In Forbidden Fruits, Cherry’s played differently. On the surface, she embodies everything society approves of in a best friend. She’s sweet, loyal, agreeable, and is happy to take a back seat to the people she admires. 

But beneath the surface, she’s built a coven, a sisterhood, and a power structure that lets her play outside the rules. Her darkness isn’t a flaw; it’s a response to a world that taught her to be palatable above all else. 

And then there’s Rachel, possibly the most relatable of the three. She senses something is wrong the moment she arrives at her fiancé’s home and mentions it repeatedly. But instead of being believed, she’s dismissed, doubted, gaslit, and treated like she’s the problem. 

The audience seems to be the only one that knows she’s in touch with reality, while everyone else thinks she’s crazy. 

“By dismissing a woman’s behavior or concerns as crazy, we inadvertently take part in a behavior known as gaslighting… minimizing their feelings, reframing them as being unreasonable, is classic abusive behavior.”- Paging Doctor NerdLove

When the Crazy Girl Doesn’t Get Wrapped Up Neatly (Warning: Possible Spoiler Territory)

Today’s crazy girl also stands out because her endings don’t get wrapped into a neat little bow. 

At the end of Obsession, Nikki is surrounded by the bodies of people she killed while she was under a spell she never asked for. She’s free of the spell, but not the damage it caused. 

In Forbidden Fruits, Cherry’s coven collapses under the weight of its own toxicity. The sisterhood she devoted herself to, which was supposed to protect her, becomes the very thing that consumes her, revealing what happens when loyalty outlives those who deserve it.  

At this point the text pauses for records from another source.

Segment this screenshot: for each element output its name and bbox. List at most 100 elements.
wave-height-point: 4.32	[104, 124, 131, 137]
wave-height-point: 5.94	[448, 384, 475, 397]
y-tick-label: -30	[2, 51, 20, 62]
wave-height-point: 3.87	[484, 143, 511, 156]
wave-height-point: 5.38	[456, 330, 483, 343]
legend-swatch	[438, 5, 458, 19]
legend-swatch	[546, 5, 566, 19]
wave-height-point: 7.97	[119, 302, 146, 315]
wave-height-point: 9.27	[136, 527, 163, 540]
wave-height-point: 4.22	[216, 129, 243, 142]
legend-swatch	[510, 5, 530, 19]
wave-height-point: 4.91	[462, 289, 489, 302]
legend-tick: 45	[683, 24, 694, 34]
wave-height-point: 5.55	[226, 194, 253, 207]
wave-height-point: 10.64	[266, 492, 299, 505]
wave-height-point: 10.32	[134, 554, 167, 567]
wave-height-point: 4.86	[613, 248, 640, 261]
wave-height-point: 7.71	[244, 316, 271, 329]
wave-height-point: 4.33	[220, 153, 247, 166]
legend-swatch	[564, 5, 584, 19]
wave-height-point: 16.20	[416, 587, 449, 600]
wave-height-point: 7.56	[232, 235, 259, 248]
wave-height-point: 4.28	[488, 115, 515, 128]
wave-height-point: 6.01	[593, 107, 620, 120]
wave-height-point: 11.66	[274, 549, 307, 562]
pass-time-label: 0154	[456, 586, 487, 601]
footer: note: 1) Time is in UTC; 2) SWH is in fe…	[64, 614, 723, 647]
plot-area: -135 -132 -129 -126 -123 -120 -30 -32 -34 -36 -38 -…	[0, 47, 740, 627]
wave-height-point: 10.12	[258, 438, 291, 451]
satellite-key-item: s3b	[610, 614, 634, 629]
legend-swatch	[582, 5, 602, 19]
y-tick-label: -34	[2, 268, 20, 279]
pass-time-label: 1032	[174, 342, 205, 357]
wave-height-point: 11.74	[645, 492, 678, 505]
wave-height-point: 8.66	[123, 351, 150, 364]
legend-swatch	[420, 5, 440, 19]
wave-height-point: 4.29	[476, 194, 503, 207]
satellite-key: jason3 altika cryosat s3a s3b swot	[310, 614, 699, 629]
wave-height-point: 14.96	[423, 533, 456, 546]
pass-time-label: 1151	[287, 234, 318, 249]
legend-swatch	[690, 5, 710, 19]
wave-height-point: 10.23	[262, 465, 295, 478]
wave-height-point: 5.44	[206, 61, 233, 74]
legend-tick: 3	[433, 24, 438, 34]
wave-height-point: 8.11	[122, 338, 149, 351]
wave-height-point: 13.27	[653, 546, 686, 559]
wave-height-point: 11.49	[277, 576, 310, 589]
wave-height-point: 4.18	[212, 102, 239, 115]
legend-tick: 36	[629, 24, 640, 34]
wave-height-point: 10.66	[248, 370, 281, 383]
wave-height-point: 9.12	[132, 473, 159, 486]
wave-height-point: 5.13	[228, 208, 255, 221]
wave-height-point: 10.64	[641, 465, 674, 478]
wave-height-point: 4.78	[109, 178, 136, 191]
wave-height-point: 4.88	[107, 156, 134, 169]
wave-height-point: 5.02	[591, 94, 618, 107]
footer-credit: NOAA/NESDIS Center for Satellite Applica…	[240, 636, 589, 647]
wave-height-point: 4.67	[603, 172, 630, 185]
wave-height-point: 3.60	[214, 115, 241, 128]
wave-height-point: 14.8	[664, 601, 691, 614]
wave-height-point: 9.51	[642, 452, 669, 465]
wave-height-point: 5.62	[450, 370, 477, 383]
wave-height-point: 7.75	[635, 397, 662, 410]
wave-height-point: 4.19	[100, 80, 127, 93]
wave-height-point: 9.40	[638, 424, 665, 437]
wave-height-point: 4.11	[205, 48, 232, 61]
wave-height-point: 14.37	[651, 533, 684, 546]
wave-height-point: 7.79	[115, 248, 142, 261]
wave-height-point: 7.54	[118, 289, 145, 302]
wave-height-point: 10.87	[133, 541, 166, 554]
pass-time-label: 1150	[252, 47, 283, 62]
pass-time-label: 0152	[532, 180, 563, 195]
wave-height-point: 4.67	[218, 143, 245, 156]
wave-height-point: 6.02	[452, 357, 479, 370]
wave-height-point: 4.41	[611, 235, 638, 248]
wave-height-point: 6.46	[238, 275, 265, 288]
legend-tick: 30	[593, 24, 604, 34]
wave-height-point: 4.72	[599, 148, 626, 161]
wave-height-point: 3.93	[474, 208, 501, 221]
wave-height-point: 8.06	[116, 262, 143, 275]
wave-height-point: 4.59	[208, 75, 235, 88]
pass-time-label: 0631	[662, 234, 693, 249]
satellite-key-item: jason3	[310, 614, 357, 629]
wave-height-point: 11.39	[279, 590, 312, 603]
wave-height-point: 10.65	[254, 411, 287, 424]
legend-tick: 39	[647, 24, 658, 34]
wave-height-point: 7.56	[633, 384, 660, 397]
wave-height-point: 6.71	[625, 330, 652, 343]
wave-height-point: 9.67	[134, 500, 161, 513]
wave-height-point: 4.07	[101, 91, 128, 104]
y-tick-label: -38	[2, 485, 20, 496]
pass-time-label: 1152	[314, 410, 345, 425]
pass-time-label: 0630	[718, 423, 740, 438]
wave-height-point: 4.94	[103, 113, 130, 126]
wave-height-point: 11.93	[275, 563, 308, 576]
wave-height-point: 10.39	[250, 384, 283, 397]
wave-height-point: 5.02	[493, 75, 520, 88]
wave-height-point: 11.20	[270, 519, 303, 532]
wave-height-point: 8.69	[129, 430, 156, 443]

Rachel’s ending may be the most devastating of all. When Nicky, Rachel’s fiancé, dismisses the curse and calls off the wedding, Rachel stops believing in the man who never believed her. 

By the time he panics and tries to rush through the vows, watching his family suffer the consequences she warned him about, it’s too late.  Her decision to stop believing in him renders her immortal, condemned to watch every wedding in Nicky’s bloodline forever. 

These endings aren’t happy. Would we prefer for the crazy girl to defeat everyone who doubted or victimized her? Maybe. 

But the point is to sit with the discomfort of what happened to her and ask ourselves who to blame. 

Why The Crazy Girl Never Goes Out of Style

In movies and TV, the crazy girl has always been part of the narrative, but she’s evolved with the times. Instead of being stereotyped as unhinged or packaged into a cautionary tale, she’s responding to a world that wants to keep her contained. 

As viewers, we watch, not because we want her to fall apart or even necessarily to become the hero in the tale. It’s because we see ourselves in her. And that relatability, that feeling of being recognized, makes us feel free.